Andbabymakesthree · 23/10/2016 09:13

Don't forget your girls come from split parents so all this poor little mite having allowances because parents split up just isn't on.

We've had similar in the past. We also have a child together. This did pull us all together but its not a suggestion!

NeonPinkNails · 23/10/2016 09:16

Oh FGS, how has a sensible question from someone seeking a bit of advice turned into a predictably MN man-bashing thread? wait until the males are sorted - it's nothing to do with them both being male, it's a Dad who'se not being a great parent at the moment. And calling him a cocklodger based on a handful of posts is a bit strong as is referring to the son as a brat.

OP has implied he's a decent bloke and they generally all get on well, how about we stop all the over the top name calling?

FWIW in your situation, OP, I'd definitely be giving it some more thought to make sure everyone's being treated fairly (including you). Coming from a 'blended' family (which didn't work out) I can appreciate how hard it is.

YetAnotherSpartacus · 23/10/2016 09:19

Ooooh, 'cocklodger'. I've not heard this before. I'm learning so many new words here. I like this one.

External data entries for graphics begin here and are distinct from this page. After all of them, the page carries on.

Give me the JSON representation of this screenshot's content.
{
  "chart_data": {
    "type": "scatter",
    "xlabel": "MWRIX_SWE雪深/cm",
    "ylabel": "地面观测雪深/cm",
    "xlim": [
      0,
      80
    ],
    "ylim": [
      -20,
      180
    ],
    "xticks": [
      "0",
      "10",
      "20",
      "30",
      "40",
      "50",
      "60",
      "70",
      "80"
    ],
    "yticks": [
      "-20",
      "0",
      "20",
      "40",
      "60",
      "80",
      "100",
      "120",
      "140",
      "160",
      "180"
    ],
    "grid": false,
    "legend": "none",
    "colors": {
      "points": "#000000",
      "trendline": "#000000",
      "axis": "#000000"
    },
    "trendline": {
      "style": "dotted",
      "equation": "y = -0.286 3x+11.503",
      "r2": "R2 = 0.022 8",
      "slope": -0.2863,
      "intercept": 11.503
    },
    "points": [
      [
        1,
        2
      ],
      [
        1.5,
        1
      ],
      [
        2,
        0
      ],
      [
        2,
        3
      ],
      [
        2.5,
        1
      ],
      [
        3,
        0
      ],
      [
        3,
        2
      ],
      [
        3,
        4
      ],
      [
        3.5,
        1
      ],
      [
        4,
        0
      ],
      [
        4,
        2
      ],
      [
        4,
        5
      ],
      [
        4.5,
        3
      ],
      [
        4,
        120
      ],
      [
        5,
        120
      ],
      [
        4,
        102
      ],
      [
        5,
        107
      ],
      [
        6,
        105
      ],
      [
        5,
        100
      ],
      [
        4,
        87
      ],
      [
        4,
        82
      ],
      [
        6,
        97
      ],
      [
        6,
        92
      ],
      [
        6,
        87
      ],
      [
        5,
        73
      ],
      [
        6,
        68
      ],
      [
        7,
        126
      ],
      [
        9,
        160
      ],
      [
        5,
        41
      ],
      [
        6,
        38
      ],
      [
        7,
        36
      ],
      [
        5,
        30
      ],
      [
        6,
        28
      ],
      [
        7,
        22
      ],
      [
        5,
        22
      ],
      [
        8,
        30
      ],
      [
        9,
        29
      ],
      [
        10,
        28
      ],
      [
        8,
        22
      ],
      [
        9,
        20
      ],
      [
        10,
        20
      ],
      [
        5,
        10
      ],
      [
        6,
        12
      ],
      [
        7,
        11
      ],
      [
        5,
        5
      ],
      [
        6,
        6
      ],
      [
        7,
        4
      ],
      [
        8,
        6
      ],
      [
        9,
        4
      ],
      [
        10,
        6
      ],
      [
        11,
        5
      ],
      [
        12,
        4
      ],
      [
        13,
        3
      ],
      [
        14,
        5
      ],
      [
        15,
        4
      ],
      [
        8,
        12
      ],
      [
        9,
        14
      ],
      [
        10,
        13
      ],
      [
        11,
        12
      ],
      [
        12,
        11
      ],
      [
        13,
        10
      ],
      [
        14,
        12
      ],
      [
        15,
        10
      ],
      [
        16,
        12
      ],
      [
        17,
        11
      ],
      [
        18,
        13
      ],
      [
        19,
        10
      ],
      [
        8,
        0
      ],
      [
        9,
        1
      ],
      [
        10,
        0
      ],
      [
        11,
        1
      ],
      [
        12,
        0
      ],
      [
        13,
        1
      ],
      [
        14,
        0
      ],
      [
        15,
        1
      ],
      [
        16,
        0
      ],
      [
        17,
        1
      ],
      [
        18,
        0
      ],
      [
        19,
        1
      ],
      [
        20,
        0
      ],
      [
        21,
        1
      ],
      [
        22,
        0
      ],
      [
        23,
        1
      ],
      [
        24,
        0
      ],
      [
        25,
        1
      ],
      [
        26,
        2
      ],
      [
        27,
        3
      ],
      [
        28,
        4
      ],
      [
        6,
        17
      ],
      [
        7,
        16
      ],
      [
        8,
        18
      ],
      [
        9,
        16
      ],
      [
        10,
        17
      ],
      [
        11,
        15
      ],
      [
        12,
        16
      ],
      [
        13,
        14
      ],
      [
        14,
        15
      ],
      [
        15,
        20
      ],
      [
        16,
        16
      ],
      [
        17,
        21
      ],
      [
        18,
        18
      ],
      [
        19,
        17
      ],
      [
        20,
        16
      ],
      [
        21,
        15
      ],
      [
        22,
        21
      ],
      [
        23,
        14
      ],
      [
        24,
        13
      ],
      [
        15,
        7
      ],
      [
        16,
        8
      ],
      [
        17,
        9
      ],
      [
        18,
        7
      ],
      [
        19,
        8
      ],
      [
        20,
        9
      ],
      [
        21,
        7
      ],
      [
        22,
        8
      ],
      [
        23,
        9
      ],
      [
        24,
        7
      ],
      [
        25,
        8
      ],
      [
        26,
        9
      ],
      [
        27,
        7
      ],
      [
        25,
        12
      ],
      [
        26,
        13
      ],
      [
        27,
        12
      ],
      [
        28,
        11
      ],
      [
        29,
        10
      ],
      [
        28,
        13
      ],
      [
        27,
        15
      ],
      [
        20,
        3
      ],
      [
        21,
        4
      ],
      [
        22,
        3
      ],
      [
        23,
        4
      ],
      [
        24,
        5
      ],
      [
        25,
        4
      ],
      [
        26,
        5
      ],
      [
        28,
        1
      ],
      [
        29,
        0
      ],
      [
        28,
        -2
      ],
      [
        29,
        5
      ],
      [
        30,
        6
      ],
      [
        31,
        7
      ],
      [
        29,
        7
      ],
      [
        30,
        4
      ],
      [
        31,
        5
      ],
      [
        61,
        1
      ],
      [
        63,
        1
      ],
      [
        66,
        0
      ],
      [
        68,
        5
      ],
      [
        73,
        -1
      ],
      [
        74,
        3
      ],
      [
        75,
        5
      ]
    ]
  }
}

RandomMess · 23/10/2016 09:25

You absolutely need to get your DP to see his parenting of his DS is being a Disney parent that is damaging for everyone involved.

I would explore going to a relationship therapist to see if you can work it out if he is great an all other aspects. Absolutely don't buy a house with him until it's resolved.

The bedroom things as one off - DD2 and DS can share it once per week - I'd given them the biggest bedroom (you and DP share the medium) so each has there own distinct area. Sure if things really change and DS starts staying over a lot more then you rethink but no bl**dy way do you have 2 sharing so one has their own room - it's just madness!